LG Electronics India has made a spectacular debut on the stock market, surging 50% above its IPO price and seemingly eclipsing its South Korean parent company in market valuation. The IPO, which closed on October 9, 2025, was oversubscribed by a massive 54.02 times, demonstrating strong investor confidence in the Indian arm of the consumer electronics giant.
Shares of LG Electronics India opened at ₹1,715 on the Bombay Stock Exchange (BSE) and ₹1,710.10 on the National Stock Exchange (NSE), a significant jump from the IPO price of ₹1,140. This impressive listing has valued LG Electronics India at approximately ₹77,400 crore. The ₹11,607 crore IPO was entirely an offer for sale by LG Electronics Inc., the parent company based in South Korea.
The overwhelming response to the IPO was driven by substantial interest from institutional investors. Qualified Institutional Buyers (QIBs) oversubscribed by 166.51 times, while Non-Institutional Investors (NIIs) subscribed 22.44 times, and Retail Individual Investors (RIIs) subscribed 3.54 times. The strong demand underscores the positive sentiment surrounding consumer-focused manufacturing companies in India's thriving equity market.
Analysts believe that LG Electronics India's attractive valuation and strong business prospects fueled the IPO's success.
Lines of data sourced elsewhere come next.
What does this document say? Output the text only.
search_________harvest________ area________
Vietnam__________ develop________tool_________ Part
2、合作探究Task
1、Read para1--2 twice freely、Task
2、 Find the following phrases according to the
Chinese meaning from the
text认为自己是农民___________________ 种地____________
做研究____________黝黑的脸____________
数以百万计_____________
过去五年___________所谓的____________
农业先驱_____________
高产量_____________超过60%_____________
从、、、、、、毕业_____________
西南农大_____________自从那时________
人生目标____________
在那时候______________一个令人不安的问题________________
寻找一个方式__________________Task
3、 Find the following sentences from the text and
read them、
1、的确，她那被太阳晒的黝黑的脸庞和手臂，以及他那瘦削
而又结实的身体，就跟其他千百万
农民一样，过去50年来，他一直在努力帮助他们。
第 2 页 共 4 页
The company's robust financial performance in fiscal year 2025, with a 14% year-on-year increase in revenue to ₹24,631 crore and a 46% surge in profit after tax to ₹2,203 crore, has further bolstered investor confidence. The company has maintained healthy financial metrics, including an EBITDA margin of 12.8%, a PAT margin of 9%, and a debt-free status, along with a return on capital employed (ROCE) of 43% and a return on equity (ROE) of 37%.
Several brokerages have given "Buy" ratings to LG Electronics India's stock. Emkay Global has set a target price of ₹2,050, implying an 80% upside, citing the company's brand equity, diversified category leadership, and strategic importance within its parent's global expansion plans. Nomura has also given a "Buy" rating with a target price of ₹1,800, anticipating improved EBITDA margins and strong revenue and EPS growth. ICICI Securities also backs the stock with a Buy rating.
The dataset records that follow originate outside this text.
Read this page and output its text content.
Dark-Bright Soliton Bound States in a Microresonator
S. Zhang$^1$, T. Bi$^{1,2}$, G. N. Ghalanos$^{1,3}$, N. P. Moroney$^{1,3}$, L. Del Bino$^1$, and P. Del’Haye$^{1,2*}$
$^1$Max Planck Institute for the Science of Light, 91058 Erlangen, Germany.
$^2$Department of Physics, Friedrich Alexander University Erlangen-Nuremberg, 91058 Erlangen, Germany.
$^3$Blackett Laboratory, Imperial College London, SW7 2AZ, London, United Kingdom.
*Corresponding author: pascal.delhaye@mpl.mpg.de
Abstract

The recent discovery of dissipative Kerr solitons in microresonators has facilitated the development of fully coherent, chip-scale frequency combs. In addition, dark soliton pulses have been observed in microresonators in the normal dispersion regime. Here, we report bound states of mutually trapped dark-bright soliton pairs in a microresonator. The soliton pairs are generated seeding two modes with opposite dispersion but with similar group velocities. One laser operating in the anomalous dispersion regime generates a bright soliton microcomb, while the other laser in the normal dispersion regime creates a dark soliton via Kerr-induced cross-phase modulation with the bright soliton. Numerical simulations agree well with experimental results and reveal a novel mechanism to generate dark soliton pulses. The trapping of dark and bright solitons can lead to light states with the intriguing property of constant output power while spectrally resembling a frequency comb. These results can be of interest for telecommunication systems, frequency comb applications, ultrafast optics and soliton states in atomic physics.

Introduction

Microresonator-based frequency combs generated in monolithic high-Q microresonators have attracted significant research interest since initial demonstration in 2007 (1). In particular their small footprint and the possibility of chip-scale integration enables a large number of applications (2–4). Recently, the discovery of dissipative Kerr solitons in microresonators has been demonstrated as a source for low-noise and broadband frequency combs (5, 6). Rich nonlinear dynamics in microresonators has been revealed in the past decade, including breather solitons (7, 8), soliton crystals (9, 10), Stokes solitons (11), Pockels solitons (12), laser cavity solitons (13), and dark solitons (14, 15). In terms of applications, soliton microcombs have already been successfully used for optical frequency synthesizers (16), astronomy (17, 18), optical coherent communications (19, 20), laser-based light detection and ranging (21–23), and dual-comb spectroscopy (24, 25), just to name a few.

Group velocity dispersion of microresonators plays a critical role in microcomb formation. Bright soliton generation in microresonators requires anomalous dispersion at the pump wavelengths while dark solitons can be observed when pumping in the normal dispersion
LG Electronics India holds a dominant position in key product segments, including washing machines, refrigerators, air conditioners, and televisions. The company's revenue share for its parent LG Electronics has increased from 3.5% in CY21 to 4.3% in CY24, highlighting the growing importance of the Indian market. Furthermore, LG India's revenue from operations stood at ₹24,367 crore in FY25, surpassing that of Havells, Voltas, Blue Star, and Whirlpool.
The company's strengths lie in its premium segment leadership, growth potential due to low category penetration and expanding total addressable market, increasing exports with the expansion of its Sri City plant, and strong financials with high return ratios and consistent revenue growth.
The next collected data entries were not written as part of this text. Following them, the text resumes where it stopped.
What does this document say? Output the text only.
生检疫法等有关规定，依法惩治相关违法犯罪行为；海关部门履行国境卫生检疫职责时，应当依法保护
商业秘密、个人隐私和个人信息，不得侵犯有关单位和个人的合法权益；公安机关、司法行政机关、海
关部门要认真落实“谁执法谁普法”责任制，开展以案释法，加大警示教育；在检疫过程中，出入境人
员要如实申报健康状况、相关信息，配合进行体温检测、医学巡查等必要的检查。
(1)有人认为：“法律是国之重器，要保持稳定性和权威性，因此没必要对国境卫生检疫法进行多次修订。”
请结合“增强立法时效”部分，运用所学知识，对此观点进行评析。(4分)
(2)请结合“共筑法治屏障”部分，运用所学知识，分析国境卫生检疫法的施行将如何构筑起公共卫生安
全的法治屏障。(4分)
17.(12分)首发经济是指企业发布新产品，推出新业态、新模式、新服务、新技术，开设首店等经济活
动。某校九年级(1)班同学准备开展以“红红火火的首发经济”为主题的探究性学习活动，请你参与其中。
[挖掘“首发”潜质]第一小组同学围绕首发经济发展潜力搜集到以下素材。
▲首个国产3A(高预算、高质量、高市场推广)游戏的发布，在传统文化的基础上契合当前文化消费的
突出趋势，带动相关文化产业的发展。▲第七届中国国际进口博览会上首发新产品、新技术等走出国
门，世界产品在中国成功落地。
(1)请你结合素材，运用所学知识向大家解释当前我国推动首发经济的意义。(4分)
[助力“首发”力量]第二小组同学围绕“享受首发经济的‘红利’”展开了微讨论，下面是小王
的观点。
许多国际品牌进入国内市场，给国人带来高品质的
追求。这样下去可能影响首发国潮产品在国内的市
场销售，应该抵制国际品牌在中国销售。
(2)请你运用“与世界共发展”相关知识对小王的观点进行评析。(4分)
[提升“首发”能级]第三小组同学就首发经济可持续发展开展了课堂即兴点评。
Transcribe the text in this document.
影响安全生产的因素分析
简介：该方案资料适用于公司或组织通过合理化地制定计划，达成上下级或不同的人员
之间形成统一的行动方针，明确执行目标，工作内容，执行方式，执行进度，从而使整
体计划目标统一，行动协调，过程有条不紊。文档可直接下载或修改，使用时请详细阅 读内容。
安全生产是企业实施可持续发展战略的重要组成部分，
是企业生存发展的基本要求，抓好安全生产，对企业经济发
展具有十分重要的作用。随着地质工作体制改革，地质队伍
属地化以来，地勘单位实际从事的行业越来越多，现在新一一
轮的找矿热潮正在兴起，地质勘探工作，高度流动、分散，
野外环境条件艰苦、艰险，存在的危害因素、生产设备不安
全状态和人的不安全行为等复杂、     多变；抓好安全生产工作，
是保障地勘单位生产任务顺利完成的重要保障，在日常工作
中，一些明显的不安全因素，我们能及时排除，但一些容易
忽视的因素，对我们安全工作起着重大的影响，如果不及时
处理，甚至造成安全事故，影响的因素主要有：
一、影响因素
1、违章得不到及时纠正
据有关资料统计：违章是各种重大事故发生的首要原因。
LG Electronics India's successful IPO is expected to encourage other Indian companies to go public. India has become an increasingly active market for IPOs in recent years, attracting global investors eager to tap into the country's expanding consumer economy. The LG Electronics India IPO is strategically timed before Diwali, a festive season when Indian consumers tend to spend more on electronics and home appliances.